Il m'aura fallu l'après-midi pour récupérer, malgré un moment passé à faire les courses dans un établissement produits frais et bio, déjà repéré l'an passé, et qui fut un moment de calme, de vie paisible.
Pour la sieste je me suis amusée à regarder ce que proposait la télé locale, un bouquet de chaîne Samsung TV dont je n'avais jamais entendu parler, et l'une d'elle qui proposait des grands classiques. Alors j'ai tenté de revoir M le Maudit et comme presque à chaque fois que j'ai tenté de voir ce film, me suis endormie (le film n'y est pour rien, c'est que mes tentatives ont toutes lieu dans des moments d'extrême fatigue). Peut-être qu'à force les pièces du puzzle se complèteront et que j'aurais une idée de l'œuvre.
Finalement il fut vite 19:00 et temps d'aller voir le film prévu suivant.

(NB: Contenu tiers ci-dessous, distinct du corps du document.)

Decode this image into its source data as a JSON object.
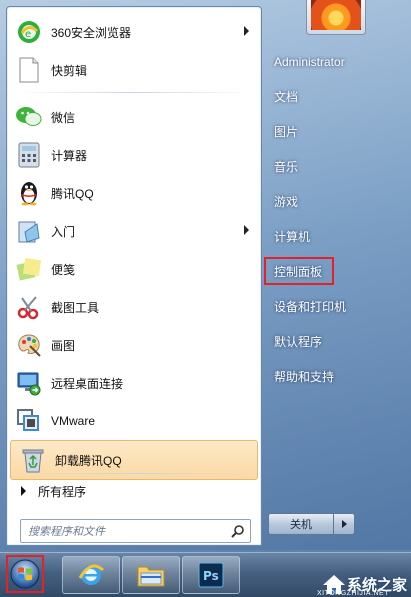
{
  "start_menu": {
    "programs": [
      {
        "label": "360安全浏览器",
        "icon": "browser-360-icon",
        "has_submenu": true
      },
      {
        "label": "快剪辑",
        "icon": "document-icon",
        "has_submenu": false
      },
      {
        "label": "微信",
        "icon": "wechat-icon",
        "has_submenu": false
      },
      {
        "label": "计算器",
        "icon": "calculator-icon",
        "has_submenu": false
      },
      {
        "label": "腾讯QQ",
        "icon": "qq-penguin-icon",
        "has_submenu": false
      },
      {
        "label": "入门",
        "icon": "getting-started-icon",
        "has_submenu": true
      },
      {
        "label": "便笺",
        "icon": "sticky-notes-icon",
        "has_submenu": false
      },
      {
        "label": "截图工具",
        "icon": "scissors-icon",
        "has_submenu": false
      },
      {
        "label": "画图",
        "icon": "paint-palette-icon",
        "has_submenu": false
      },
      {
        "label": "远程桌面连接",
        "icon": "remote-desktop-icon",
        "has_submenu": false
      },
      {
        "label": "VMware",
        "icon": "vmware-icon",
        "has_submenu": false
      },
      {
        "label": "卸载腾讯QQ",
        "icon": "recycle-bin-icon",
        "has_submenu": false,
        "highlighted": true
      }
    ],
    "all_programs": "所有程序",
    "search_placeholder": "搜索程序和文件",
    "right_items": [
      {
        "label": "Administrator"
      },
      {
        "label": "文档"
      },
      {
        "label": "图片"
      },
      {
        "label": "音乐"
      },
      {
        "label": "游戏"
      },
      {
        "label": "计算机"
      },
      {
        "label": "控制面板",
        "boxed": true
      },
      {
        "label": "设备和打印机"
      },
      {
        "label": "默认程序"
      },
      {
        "label": "帮助和支持"
      }
    ],
    "shutdown_label": "关机"
  },
  "taskbar": {
    "buttons": [
      "start-orb-icon",
      "ie-browser-icon",
      "file-explorer-icon",
      "photoshop-icon"
    ],
    "photoshop_text": "Ps"
  },
  "watermark": {
    "text": "系统之家",
    "sub": "XITONGZHIJIA.NET"
  },
  "colors": {
    "highlight_box": "#e2222a",
    "hover_bg": "#fbd9a4"
  }
}
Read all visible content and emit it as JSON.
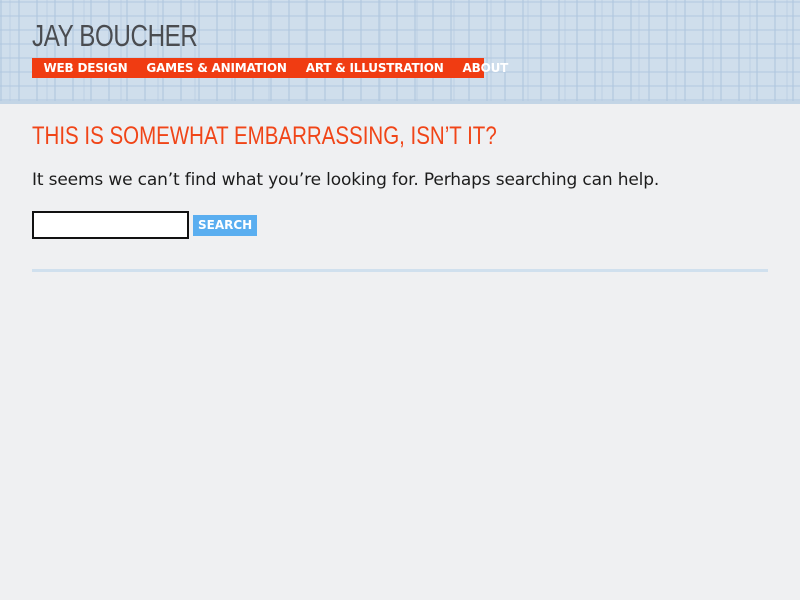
{
  "site": {
    "title": "JAY BOUCHER"
  },
  "nav": {
    "items": [
      {
        "label": "WEB DESIGN"
      },
      {
        "label": "GAMES & ANIMATION"
      },
      {
        "label": "ART & ILLUSTRATION"
      },
      {
        "label": "ABOUT"
      }
    ]
  },
  "main": {
    "heading": "THIS IS SOMEWHAT EMBARRASSING, ISN’T IT?",
    "message": "It seems we can’t find what you’re looking for. Perhaps searching can help."
  },
  "search": {
    "value": "",
    "placeholder": "",
    "button_label": "SEARCH"
  },
  "colors": {
    "accent": "#f03c12",
    "heading": "#f04518",
    "search_button": "#5aaef0",
    "header_bg": "#cfdeec",
    "page_bg": "#eff0f2"
  }
}
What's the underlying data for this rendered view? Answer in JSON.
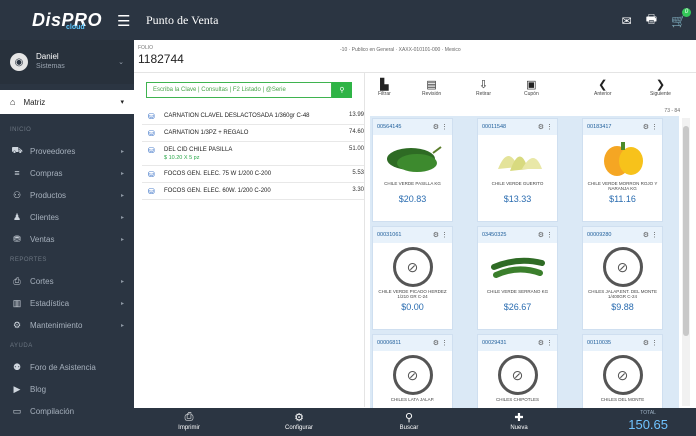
{
  "brand": {
    "logo": "DisPRO",
    "sub": "cloud"
  },
  "header": {
    "title": "Punto de Venta",
    "cart_badge": "0"
  },
  "user": {
    "name": "Daniel",
    "role": "Sistemas"
  },
  "branch": "Matriz",
  "sidebar": {
    "inicio_label": "INICIO",
    "inicio_items": [
      {
        "label": "Proveedores",
        "icon": "truck-icon"
      },
      {
        "label": "Compras",
        "icon": "list-icon"
      },
      {
        "label": "Productos",
        "icon": "products-icon"
      },
      {
        "label": "Clientes",
        "icon": "user-icon"
      },
      {
        "label": "Ventas",
        "icon": "coins-icon"
      }
    ],
    "reportes_label": "REPORTES",
    "reportes_items": [
      {
        "label": "Cortes",
        "icon": "printer-icon"
      },
      {
        "label": "Estadística",
        "icon": "chart-icon"
      },
      {
        "label": "Mantenimiento",
        "icon": "gears-icon"
      }
    ],
    "ayuda_label": "AYUDA",
    "ayuda_items": [
      {
        "label": "Foro de Asistencia",
        "icon": "users-icon"
      },
      {
        "label": "Blog",
        "icon": "video-icon"
      },
      {
        "label": "Compilación",
        "icon": "window-icon"
      }
    ]
  },
  "sale": {
    "folio_label": "FOLIO",
    "folio": "1182744",
    "cliente": "-10 · Publico en General · XAXX-010101-000 · Mexico",
    "search_placeholder": "Escriba la Clave | Consultas | F2 Listado | @Serie"
  },
  "items": [
    {
      "name": "CARNATION CLAVEL DESLACTOSADA 1/360gr C-48",
      "detail": "",
      "price": "13.99"
    },
    {
      "name": "CARNATION 1/3PZ + REGALO",
      "detail": "",
      "price": "74.60"
    },
    {
      "name": "DEL CID CHILE PASILLA",
      "detail": "$ 10.20 X 5 pz",
      "price": "51.00"
    },
    {
      "name": "FOCOS GEN. ELEC. 75 W 1/200 C-200",
      "detail": "",
      "price": "5.53"
    },
    {
      "name": "FOCOS GEN. ELEC. 60W. 1/200 C-200",
      "detail": "",
      "price": "3.30"
    }
  ],
  "toolbar": {
    "filtrar": "Filtrar",
    "revision": "Revisión",
    "retirar": "Retirar",
    "cupon": "Cupón",
    "anterior": "Anterior",
    "siguiente": "Siguiente",
    "range": "73 - 84"
  },
  "products": [
    {
      "code": "00564145",
      "name": "CHILE VERDE PASILLA Kg",
      "price": "$20.83",
      "img": "pepper-icon"
    },
    {
      "code": "00011548",
      "name": "CHILE VERDE GUERITO",
      "price": "$13.33",
      "img": "pepper-icon"
    },
    {
      "code": "00183417",
      "name": "CHILE VERDE MORRON ROJO Y NARANJA kg",
      "price": "$11.16",
      "img": "pepper-icon"
    },
    {
      "code": "00031061",
      "name": "CHILE VERDE PICADO HERDEZ 1/210 GR C-24",
      "price": "$0.00",
      "img": "no-image-icon"
    },
    {
      "code": "03450325",
      "name": "CHILE VERDE SERRANO Kg",
      "price": "$26.67",
      "img": "pepper-icon"
    },
    {
      "code": "00009280",
      "name": "CHILES JALAP.ENT. DEL MONTE 1/400gr C-24",
      "price": "$9.88",
      "img": "no-image-icon"
    },
    {
      "code": "00006811",
      "name": "CHILES LATA JALAP.",
      "price": "",
      "img": "no-image-icon"
    },
    {
      "code": "00029431",
      "name": "CHILES CHIPOTLES",
      "price": "",
      "img": "no-image-icon"
    },
    {
      "code": "00110035",
      "name": "CHILES DEL MONTE",
      "price": "",
      "img": "no-image-icon"
    }
  ],
  "footer": {
    "imprimir": "Imprimir",
    "configurar": "Configurar",
    "buscar": "Buscar",
    "nueva": "Nueva",
    "total_label": "TOTAL",
    "total": "150.65"
  }
}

"La reconstitution" de Lucian Pintilie, Roumanie, 1968 1h38
avec George Mihaita, Vladimir Gaitan, George Constantin, Emil Botta (1h37)(CMM = 0)
19:00 S5
Dans une sorte d'improbable buvette près d'un stade de foot - dont on entend les clameurs tout au long du film sauf en sa dernière scène - et d'un barrage, est tournée sous l'égide d'un étrange procureur, à la fois soucieux de son pouvoir et de se tremper les pieds dans l'eau, une reconstitution d'une bagarre entre deux jeunes, lesquels étaient bourrés lors des faits, mais doivent en acceptant le tournage d'un film pour l'édification de la jeunesse (où seront mis en scène leurs méfaits afin de montrer comme c'est moche) racheter leur faute et leur liberté.
Sauf que plein de petits trucs se passent mal, une jeune fille en maillot de bain traîne autour d'eux, sans s'habiller mieux sauf à l'extrême fin (si quelqu'un qui a vu le film sait nous expliquer pourquoi, à part pour le male gaze, nous sommes preneurs, sa persistance dans la tenue alors que tous les autres personnages sont pleinement vêtus, et qu'elle ne nage qu'au début, met un certain malaise), et que finalement la violence, trop bien re-mimée aura une conséquence funeste.
George Mihăiță est éblouissant dans le rôle d'un gentil petit délinquant un brin azimuthé façon Keith Moon et qui finira mal.
J'ai adoré le côté, On se demande sans arrêt où ils veulent en venir, chaque scène est un bijou en soi, les portraits sont somptueux. Des dialogues sont drôles. Le fait de faire rejouer aux délinquants mêmes leur délinquance. La fin tragique, alors même que les dirigeants sont déjà partis (sans se soucier que leurs acteurs d'un jour allaient bien, tournage terminé). Le match de foot et la foule en retour du stade à la fin.
Bref, à mes yeux une pépite.
Comme nous avons croisé un couple d'amis dans la salle puis en sortant, l'honnêteté m'oblige à préciser que mon enthousiasme n'est pas universel. Sans doute que pour beaucoup de personnes, le récit est trop à faux rythme et fort destructuré.
Je sais qu'un certain nombre de scènes reviendront me rendre visite, un paquet de mois encore après.
Retour maison juste après le film, à peine le temps d'échanger quelques mots avec nos amis du ciné-club croisés dans le hall du Mégarama.
Le joueur de pétanque s'est occupé de préparer un petit dîner (poisson déjà préparé, riz à cuire), tandis que j'écrivais ces chroniques, du moins je commençais.